Lalu pasca dibentuknya Otoritas Jasa Keuangan (OJK) pada tahun 2011, dibuatlah UU Nomor 09 Tahun 2016 tentang Pencegahan dan Penanganan Krisis Sistem Keuangan (UU PPKSK) yang bertitik berat padapencegahan dan penanganan permasalahan bank sistemik sebagai bagian penting dari sistem keuangan. UUPPKSK ini mengatur peran Komite Stabilitas Sistem Keuangan. Komite Stabilitas Sistem Keuangan beranggotakan Menteri Keuangan, Gubernur Bank Indonesia, Ketua Dewan Komisioner Otoritas Jasa Keuangan, dan Ketua Dewan Komisioner Lembaga Penjamin Simpanan.
Dalam UU PPKSK diatur pula tentang Penyediaan penjamin likuiditas jangka pendek didukung agunan berkualitas tinggi bagi bank yang butuh likuiditas oleh Bank Indonesia yang mana hal tersebut adalah pengaturan Lender of the last resort yang sebelumnya diatur oleh Bank Indonesia.
Lahirnya UU PPKSK membawa dampak terhadap kewenangan Bank Indonesia sebagai the lender of the last resort yang diatur dalam pasal 53 ayat (1) UU PPKSK yang pada intinya menghapuskan Pasal 37A Undang-Undang Nomor 10 Tahun 1998, Pasal 11 ayat (4) dan ayat (5) serta Pasal 55 ayat (5) Undang-Undang Nomor 23 Tahun 1999 Tentang BI, Pasal 1 angka 25, Pasal 44, Pasal 45, Pasal 46, dan Pasal 69 ayat (3) Undang-Undang Nomor 21 Tahun 2011 Tentang OJK.
Dengan begitu bank indonesia tidak lagi mempunyai kewenangan untuk memberikan fasilitas pendanaan, dalam hal suatu bank mengalami kesulitan keuangan yang berdampak sistemik dan berpotensi mengakibatkan krisis yang membahayakan sistem keuangan, dan juga BI tidak dapat memberikan fasilitas pembiayaan darurat yang pendanaannya menjadi beban pemerintah.Namun disisi lain sesuai dengan hal-hal yang diatur dalam pasal 20 dan 30 UU PPKSK, Bank Indonesia masih mempunyai kewenangan untuk memberikan kredit atau pembiayaan berdasarkan prinsip syariah untuk jangka waktu paling lama 90 hari kepada bank sistemik maupun non sistemik untuk mengatasi kesulitan pendanaan jangka pendek kepada bank yang bersangkutan dan wajib disertai jaminan yang memiliki nilai minimal sejumlah kredit atau pembiayaan yang diterima oleh bank tersebut. Namun dalam pemberian kredit jangka pendek tersebut UU PPKSK mewajibkan BI untuk berkoordinasi dengan Otoritas Jasa Keuangan (OJK).

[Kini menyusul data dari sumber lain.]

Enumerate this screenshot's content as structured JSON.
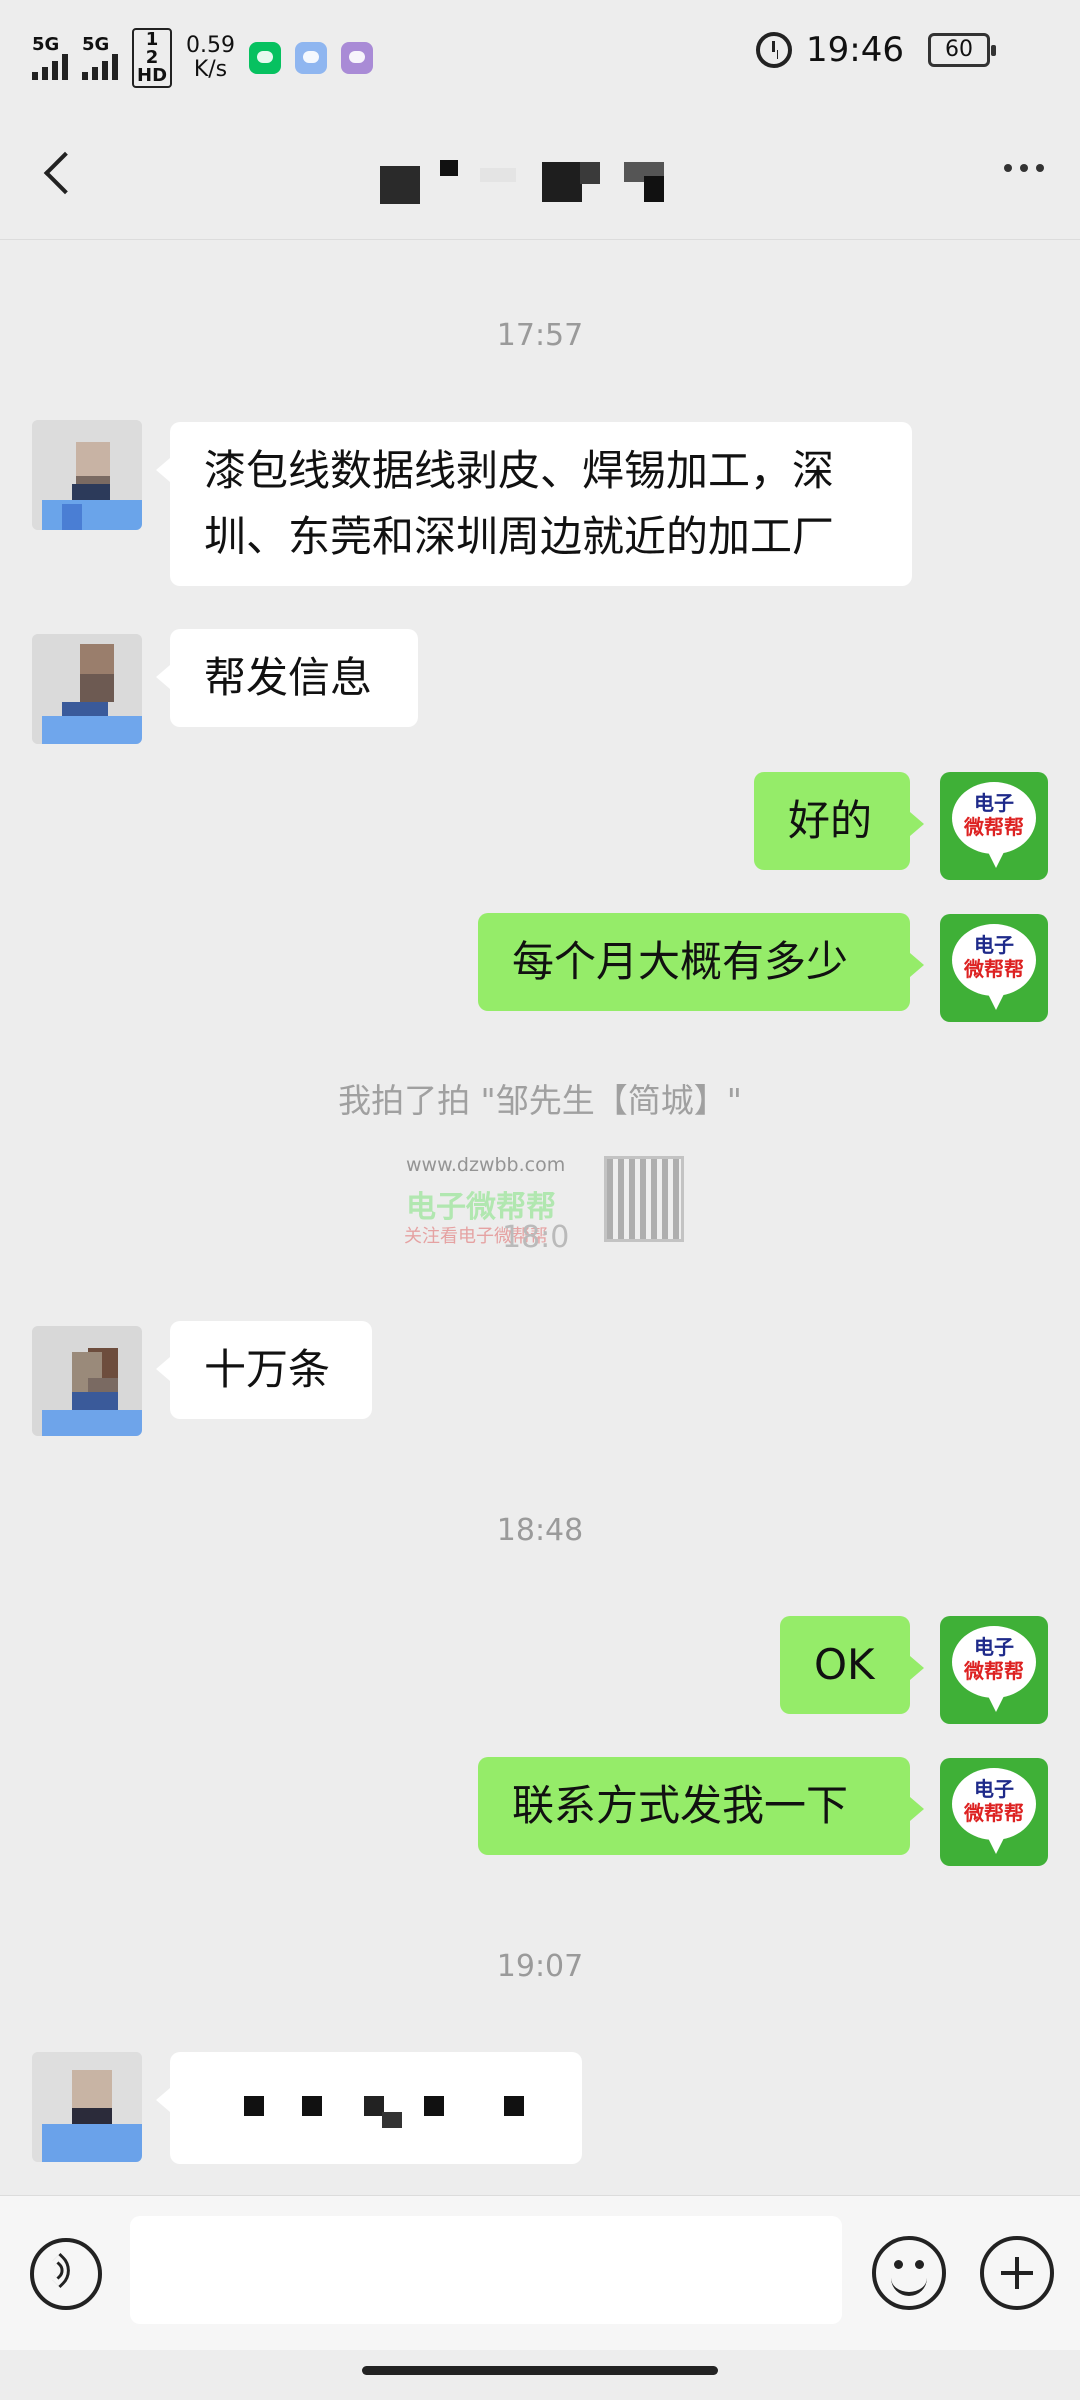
{
  "status_bar": {
    "network1": "5G",
    "network2": "5G",
    "hd_badge": "1 2\nHD",
    "speed_value": "0.59",
    "speed_unit": "K/s",
    "time": "19:46",
    "battery": "60",
    "icons": [
      "wechat-icon",
      "message-icon",
      "app-icon",
      "alarm-icon"
    ]
  },
  "nav": {
    "back_icon": "chevron-left-icon",
    "title": "",
    "more_icon": "more-dots-icon"
  },
  "messages": {
    "t1": "17:57",
    "m1": "漆包线数据线剥皮、焊锡加工，深圳、东莞和深圳周边就近的加工厂",
    "m2": "帮发信息",
    "m3": "好的",
    "m4": "每个月大概有多少",
    "sys1": "我拍了拍 \"邹先生【简城】\"",
    "m5": "十万条",
    "t3": "18:48",
    "m6": "OK",
    "m7": "联系方式发我一下",
    "t4": "19:07",
    "m8": ""
  },
  "my_avatar": {
    "line1": "电子",
    "line2": "微帮帮"
  },
  "watermark": {
    "url": "www.dzwbb.com",
    "brand": "电子微帮帮",
    "sub": "关注看电子微帮帮",
    "covered_time": "18:0"
  },
  "input_bar": {
    "voice_icon": "voice-icon",
    "emoji_icon": "emoji-icon",
    "plus_icon": "plus-icon",
    "text_value": ""
  },
  "colors": {
    "background": "#ededed",
    "outgoing_bubble": "#95ec69",
    "incoming_bubble": "#ffffff",
    "timestamp": "#9a9a9a"
  }
}
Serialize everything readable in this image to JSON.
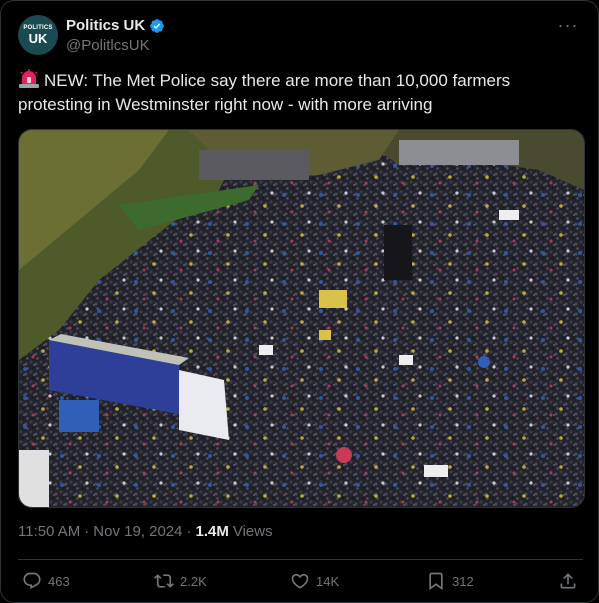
{
  "author": {
    "display_name": "Politics UK",
    "handle": "@PolitlcsUK",
    "avatar_text_small": "POLITICS",
    "avatar_text_big": "UK"
  },
  "tweet": {
    "text": "NEW: The Met Police say there are more than 10,000 farmers protesting in Westminster right now - with more arriving",
    "icon": "police-siren-emoji"
  },
  "meta": {
    "time": "11:50 AM",
    "sep1": "·",
    "date": "Nov 19, 2024",
    "sep2": "·",
    "views_count": "1.4M",
    "views_label": "Views"
  },
  "actions": {
    "replies": "463",
    "reposts": "2.2K",
    "likes": "14K",
    "bookmarks": "312"
  },
  "colors": {
    "background": "#000000",
    "text": "#e7e9ea",
    "secondary": "#71767b",
    "verified": "#1d9bf0",
    "border": "#2f3336"
  }
}
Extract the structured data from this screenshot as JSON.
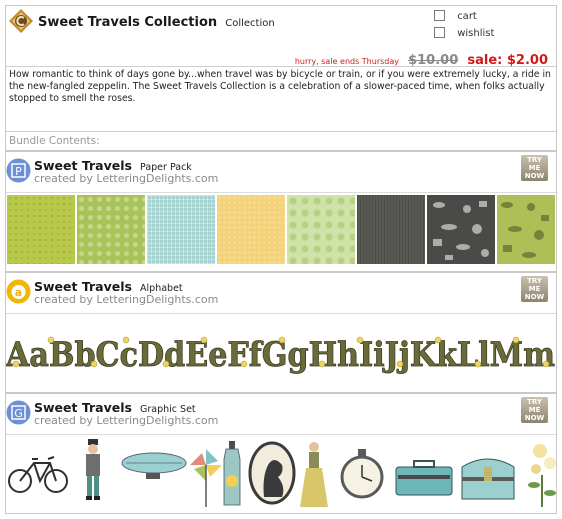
{
  "header": {
    "title": "Sweet Travels Collection",
    "subtitle": "Collection",
    "cart_label": "cart",
    "wishlist_label": "wishlist",
    "hurry_text": "hurry, sale ends Thursday",
    "old_price": "$10.00",
    "sale_price": "sale: $2.00"
  },
  "description": "How romantic to think of days gone by...when travel was by bicycle or train, or if you were extremely lucky, a ride in the new-fangled zeppelin. The Sweet Travels Collection is a celebration of a slower-paced time, when folks actually stopped to smell the roses.",
  "bundle_label": "Bundle Contents:",
  "try_button": [
    "TRY",
    "ME",
    "NOW"
  ],
  "products": [
    {
      "name": "Sweet Travels",
      "type": "Paper Pack",
      "creator": "created by LetteringDelights.com",
      "icon_letter": "P",
      "icon_color": "#6d8fd6"
    },
    {
      "name": "Sweet Travels",
      "type": "Alphabet",
      "creator": "created by LetteringDelights.com",
      "icon_letter": "a",
      "icon_color": "#f2b705",
      "sample": "AaBbCcDdEeFfGgHhIiJjKkLlMm"
    },
    {
      "name": "Sweet Travels",
      "type": "Graphic Set",
      "creator": "created by LetteringDelights.com",
      "icon_letter": "G",
      "icon_color": "#6d8fd6"
    }
  ],
  "colors": {
    "accent_red": "#d21a1a",
    "muted_gray": "#8a8a8a",
    "paper_swatches": [
      "#b8c84a",
      "#a9c25a",
      "#a6d3cf",
      "#f4d27a",
      "#cfe2a8",
      "#5a5a55",
      "#4a4a48",
      "#aebf58"
    ]
  },
  "icons": {
    "logo": "ornate-c-logo-icon",
    "paper_pack": "paper-pack-icon",
    "alphabet": "alphabet-icon",
    "graphic_set": "graphic-set-icon"
  },
  "graphics": [
    "bicycle",
    "gentleman",
    "zeppelin",
    "pinwheel",
    "bottle",
    "cameo",
    "lady",
    "pocket-watch",
    "suitcase",
    "trunk",
    "roses"
  ]
}
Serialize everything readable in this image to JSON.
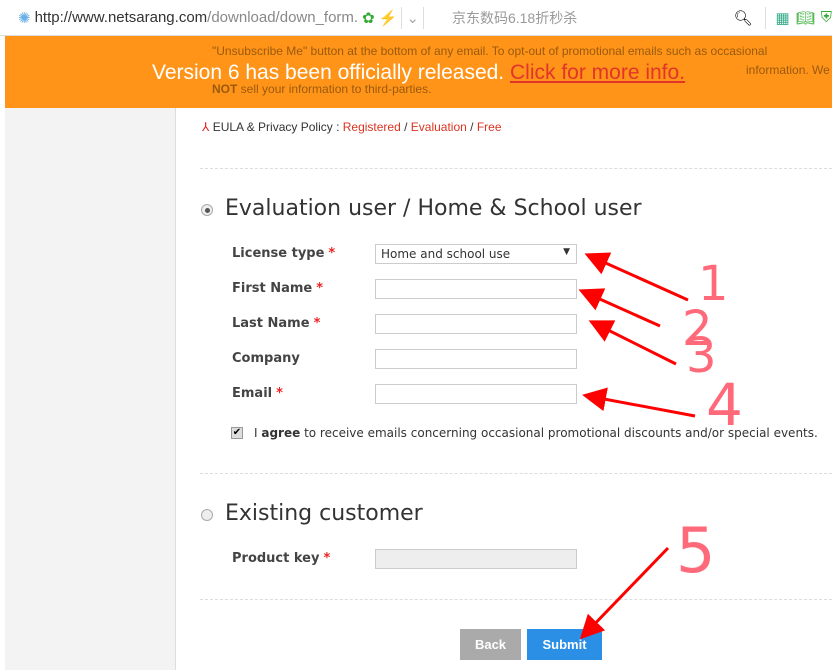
{
  "browser": {
    "url_host": "http://www.netsarang.com",
    "url_path": "/download/down_form.",
    "search_hint": "京东数码6.18折秒杀"
  },
  "behind_text": {
    "line1": "\"Unsubscribe Me\" button at the bottom of any email. To opt-out of promotional emails such as occasional",
    "line2": "information. We",
    "line3_bold": "NOT",
    "line3": " sell your information to third-parties."
  },
  "banner": {
    "text": "Version 6 has been officially released.",
    "link": "Click for more info."
  },
  "eula": {
    "label": "EULA & Privacy Policy : ",
    "registered": "Registered",
    "evaluation": "Evaluation",
    "free": "Free",
    "sep": " / "
  },
  "evaluation": {
    "title": "Evaluation user / Home & School user",
    "selected": true,
    "fields": {
      "license_type": "License type",
      "license_value": "Home and school use",
      "first_name": "First Name",
      "last_name": "Last Name",
      "company": "Company",
      "email": "Email"
    },
    "required": "*",
    "agree_prefix": "I ",
    "agree_bold": "agree",
    "agree_text": " to receive emails concerning occasional promotional discounts and/or special events.",
    "agree_checked": true
  },
  "existing": {
    "title": "Existing customer",
    "selected": false,
    "product_key": "Product key"
  },
  "buttons": {
    "back": "Back",
    "submit": "Submit"
  },
  "annotations": {
    "n1": "1",
    "n2": "2",
    "n3": "3",
    "n4": "4",
    "n5": "5",
    "color": "#ff0000"
  }
}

Maka melihat kedudukan bank yang berpengaruh besar dalam keuangan negara, dapat kita ambil kesimpulan bahwa Pengaturan Bank Indonesia sebagai Lender of The Last Resort dalam stabilitas keuangan negara sudah dengan adanya UU PPKSK sudah cukup mempermudah dan membantu Bank dari yang berdampak sistemik maupun yang tidak berdampak sistemik untuk mengatasi resiko kegagalan atau kesulitan likuiditas dalam menjalankan fungsinya yang sering terdampak gejolak ekonomi negara maupun internasional.